Berdasarkan data dan fakta tersebut, sebaiknya Anda harus berpikir dua kali saat mencari makanan atau camilan, terutama soal media pembungkusnya.

Jangan sampai rasa lapar yang dialami membuat Anda gelap mata ketika membeli makanan sehingga berdampak buruk bagi kesehatan dan lingkungan sekitar.

Nah, salah satu solusi untuk mengeluarkan Anda dari jeratan tersebut adalah styrofoam.

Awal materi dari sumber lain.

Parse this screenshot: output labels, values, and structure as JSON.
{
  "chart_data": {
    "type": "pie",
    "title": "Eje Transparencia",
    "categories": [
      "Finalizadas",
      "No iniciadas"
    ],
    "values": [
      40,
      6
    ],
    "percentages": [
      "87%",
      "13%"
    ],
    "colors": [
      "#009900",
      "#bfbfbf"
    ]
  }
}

Selidik punya selidik, kemasan ini ternyata ramah lingkungan dan aman untuk kesehatan bila digunakan sebagai wadah atau pembungkus makanan. Bagaimana bisa?

Akhmad Zainal Abidin menjabarkan, sytrofoam aman jadi kemasan makanan karena bahan utamanya mengandung zat polistirena.

“Sebenarnya, polistirena adalah material organik yang terbentuk dari karbon dan hidrogen. Sebuah material didefinisikan organik jika terdiri dari unsur karbon, hidrogen, dan oksigen,” ucap Zainal.

Menurut dia, meski styrofoam mengandung zat kimia stirena, namun kandungannya masih dalam batas aman, yaitu 0-43 part per million (ppm). Ini sesuai dengan standar Organisasi Kesehatan Dunia (WHO) dan Badan Pengawas Obat dan Makanan (BPOM).

“Lagi pula kandungan stirena sebesar ini tak jauh berbeda dengan di stroberi, kopi, dan kayu manis,” ucap Zainal.

Baik WHO, Joint Expert Committee on Food Additives (JECFA) dan Food and Agriculture Organization menegaskan, residu stirena masih aman bagi manusia jika jumlahnya di bawah 5000 ppm.

Di Indonesia, pemakaian kemasan makanan polistirena sudah diizinkan oleh pemerintah pusat. Izin tersebut dikeluarkan oleh Badan POM Indonesia setelah meneliti 17 kemasan styrofoam.

Penggunaan styrofoam untuk wadah makananShutterstock Penggunaan styrofoam untuk wadah makanan
Kasubdit Standarisasi Produk dan Bahan Berbahaya, Direktorat Pengawasan Produk dan Bahan Berbahaya, Badan POM Indonesia, Ani Rohmaniyati menjelaskan, penelitian independen itu terjadi pada 2009.

“Hasilnya dalam 17 kemasan tersebut ditemukan bahwa residu ppm masih dalam angka yang sangat aman, yakni 0-43 ppm. Angka ini jauh di bawah level berbahaya untuk residu kemasan makanan,” kata Ani, dalam keterangan tertulisnya.

Meski aman, stryrofoam bukanlah wadah makanan yang bisa dimasukkan ke microwave.

Pastikan pula styrofoam benar-benar tidak rusak, bila ingin digunakan sebagai kemasan makanan berminyak serta berlemak, terutama jika masih panas,

Oleh karena itu, selalu pastikan kemasan yang dipakai masih dalam keadaan sempurna dan berlogo sesuai standar pemerintah, yakni segitiga dengan kode 6 dan PS.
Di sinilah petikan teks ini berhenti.